8.8.   Üst düzey yöneticiler değişir – Skor tutucudan lidere 

 

         Sade organizasyonlar , üst düzey yöneticileri müşteriye ve şirketin değer üreten işleri yapan elemanlarına yaklaştırır. Değişim mühendisliğinin uygulandığı ortamda işin başarıyla gerçekleştirilmesi görev odaklı işlevsel yönetici faaliyetlerinden çok yetkilendirilmiş elemanların davranış ve çalışmalarına dayanır. Bu nedenle üst düzey yöneticiler , sözleri ve yaptıklarıyla elemanların değer ve inançlarını etkileyip güçlendiren liderler haline gelmek zorundadırlar. Üst düzey yöneticilerin sorumluluğu süreçlerin , elemanların işlerini gerektiği şekilde yapabilecekleri şekilde tasarlanmasını ve elemanların şirketin yönetim sistemleriyle – performans ölçümü ve ücret sistemleri – motive edilmesini sağlamaktır.

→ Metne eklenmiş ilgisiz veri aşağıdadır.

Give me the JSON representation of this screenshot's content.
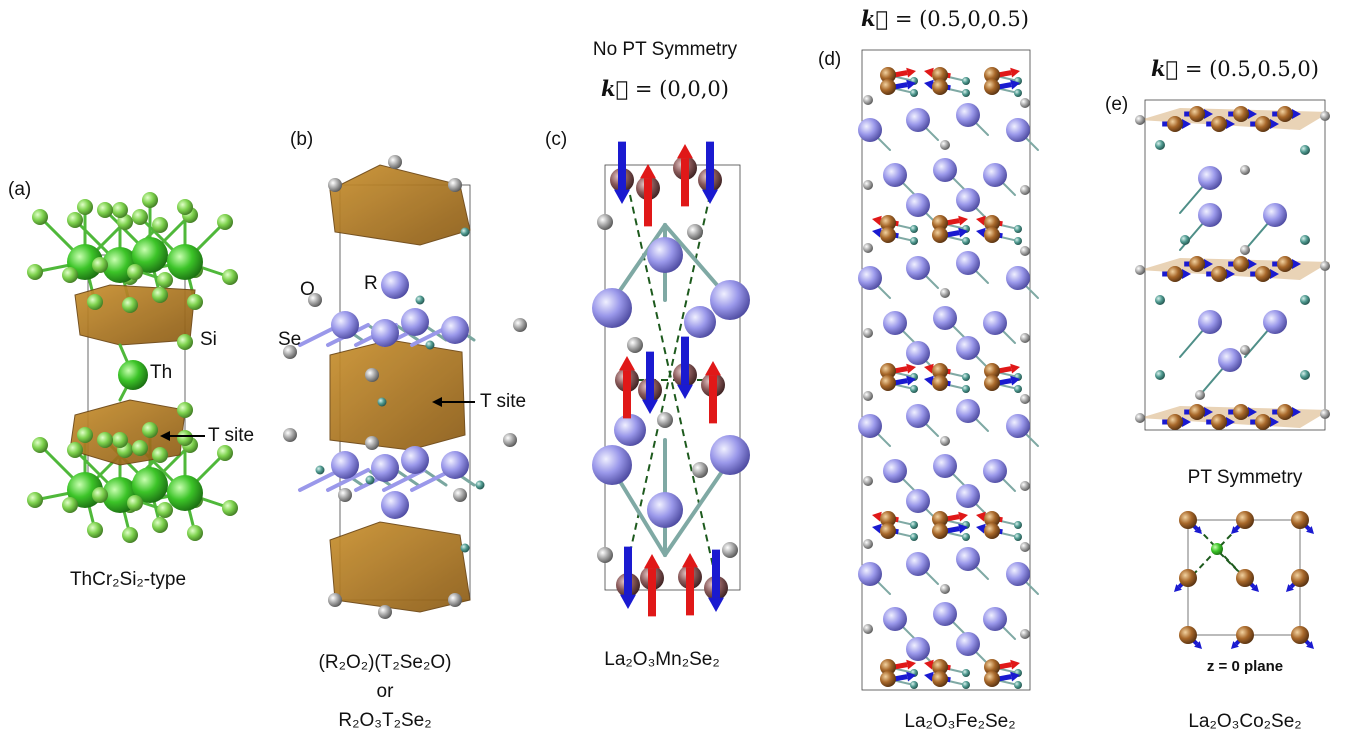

         Geleneksel şirketlerde üst düzey yöneticiler operasyonlardan soyutlanmıştır. Yönettikleri şirkete bakış açıları temelde finansaldır : Şirket bu dönemde istene rakamlara erişti mi? Değişim mühendisliğinden geçmiş şirketlerin liderleri ise gerçek işe yakınlaşırlar. Süreçleri tasarlar ve elemanlara motivasyon sağlarken işin yapılış şekliyle yakından ilgilenirler. Hiçbir futbol antrenörü ekibine “15 puan farkla kazanmanızı istiyorum. Gidip oynayın , sonra da bana rapor verin.” demez. Antrenörler sahaya çıkıp oyuna katılmazlar , ama oyun planının oluşturulması ve oyuncuların performansıyla yakından ilgilidirler. Değişim mühendisliğinin uygulandığı şirketlerde üst düzey yöneticiler de benzer şekilde hareket eder. Sadece skor tutmanın ötesine geçmişlerdir.

 

 

9.      DEĞİŞİM MÜHENDİSLİĞİNİ KİM GERÇEKLEŞTİRECEK

 

         Süreçlere değişim mühendisliğini şirketler değil , insanlar uygular. Şirketlerin değişim mühendisliğini gerçekte uygulayacak kişileri seçme ve organize etme yöntemleri , bu çalışmanın başarıya ulaşmasının anahtarıdır.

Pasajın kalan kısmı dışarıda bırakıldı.